Closed-Form Hybrid Beamforming Solution for Spectral Efficiency Upper Bound Maximization in mmWave MIMO-OFDM Systems

TL;DR

This paper presents a closed-form solution for designing hybrid beamformers in mmWave MIMO-OFDM systems, maximizing spectral efficiency upper bounds with lower complexity and improved performance over benchmarks.

Contribution

It introduces a novel closed-form approach for analog beamformer design in mmWave MIMO-OFDM, addressing bandwidth sharing constraints and enhancing spectral efficiency.

Findings

Achieves marginally better spectral efficiency than benchmarks.

Reduces computational complexity significantly.
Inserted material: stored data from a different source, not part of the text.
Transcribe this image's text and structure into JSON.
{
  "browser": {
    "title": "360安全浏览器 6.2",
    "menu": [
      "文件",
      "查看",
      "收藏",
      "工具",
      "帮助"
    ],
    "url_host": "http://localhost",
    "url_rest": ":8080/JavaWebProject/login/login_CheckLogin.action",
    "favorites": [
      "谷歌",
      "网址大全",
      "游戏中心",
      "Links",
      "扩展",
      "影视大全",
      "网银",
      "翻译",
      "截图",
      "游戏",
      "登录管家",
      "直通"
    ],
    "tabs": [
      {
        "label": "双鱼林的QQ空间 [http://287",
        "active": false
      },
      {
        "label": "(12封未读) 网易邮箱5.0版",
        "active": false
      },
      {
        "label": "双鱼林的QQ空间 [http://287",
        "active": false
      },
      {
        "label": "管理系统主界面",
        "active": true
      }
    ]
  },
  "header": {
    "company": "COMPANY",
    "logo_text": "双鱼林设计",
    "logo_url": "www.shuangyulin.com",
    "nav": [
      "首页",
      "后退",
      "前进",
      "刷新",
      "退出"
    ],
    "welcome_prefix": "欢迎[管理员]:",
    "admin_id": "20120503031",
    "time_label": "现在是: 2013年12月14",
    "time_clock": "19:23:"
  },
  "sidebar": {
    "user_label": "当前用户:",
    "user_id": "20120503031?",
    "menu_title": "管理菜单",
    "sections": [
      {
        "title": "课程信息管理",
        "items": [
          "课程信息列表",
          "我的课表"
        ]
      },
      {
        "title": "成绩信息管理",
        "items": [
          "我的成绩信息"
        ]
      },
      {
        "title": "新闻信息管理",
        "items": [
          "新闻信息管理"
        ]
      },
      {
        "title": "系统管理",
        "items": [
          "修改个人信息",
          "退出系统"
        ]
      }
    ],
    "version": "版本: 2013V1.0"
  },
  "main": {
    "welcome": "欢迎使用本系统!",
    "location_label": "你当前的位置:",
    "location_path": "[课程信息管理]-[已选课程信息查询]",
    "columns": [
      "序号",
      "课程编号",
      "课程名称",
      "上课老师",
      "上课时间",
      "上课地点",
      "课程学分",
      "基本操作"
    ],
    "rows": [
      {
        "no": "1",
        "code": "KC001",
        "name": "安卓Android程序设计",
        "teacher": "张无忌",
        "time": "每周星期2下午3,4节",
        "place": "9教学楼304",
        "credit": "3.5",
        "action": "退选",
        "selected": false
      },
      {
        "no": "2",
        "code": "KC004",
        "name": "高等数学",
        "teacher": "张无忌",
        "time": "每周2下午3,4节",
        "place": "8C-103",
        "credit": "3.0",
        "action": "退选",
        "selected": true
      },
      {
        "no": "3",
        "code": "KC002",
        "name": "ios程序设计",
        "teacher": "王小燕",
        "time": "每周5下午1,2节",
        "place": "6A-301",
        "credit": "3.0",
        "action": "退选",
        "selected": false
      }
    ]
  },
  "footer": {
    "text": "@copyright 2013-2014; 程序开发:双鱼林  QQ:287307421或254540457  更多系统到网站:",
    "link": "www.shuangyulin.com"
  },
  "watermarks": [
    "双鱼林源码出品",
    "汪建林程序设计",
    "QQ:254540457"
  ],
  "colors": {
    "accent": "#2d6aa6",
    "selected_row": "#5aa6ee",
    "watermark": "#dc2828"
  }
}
Provides practical closed-form solutions for hybrid beamforming.

Abstract

Hybrid beamforming is considered a key enabler to realize millimeter wave (mmWave) multiple-input multiple-output (MIMO) communications due to its capability of considerably reducing the number of costly and power-hungry radio frequency chains in the transceiver. However, in mmWave MIMO orthogonal frequency-division multiplexing (MIMO-OFDM) systems, hybrid beamforming design is challenging because the analog precoder and combiner are required to be shared across the whole employed bandwidth. In this paper, we propose closed-form solutions to the problem of designing the analog precoder/combiner in a mmWave MIMO-OFDM system by maximizing the upper bound of the spectral efficiency. The closed-form solutions facilitate the design of analog beamformers while guaranteeing state-of-art performance. Numerical results show that the proposed algorithm attains a slightly improved performance with much lower computational complexity compared to the considered benchmarks.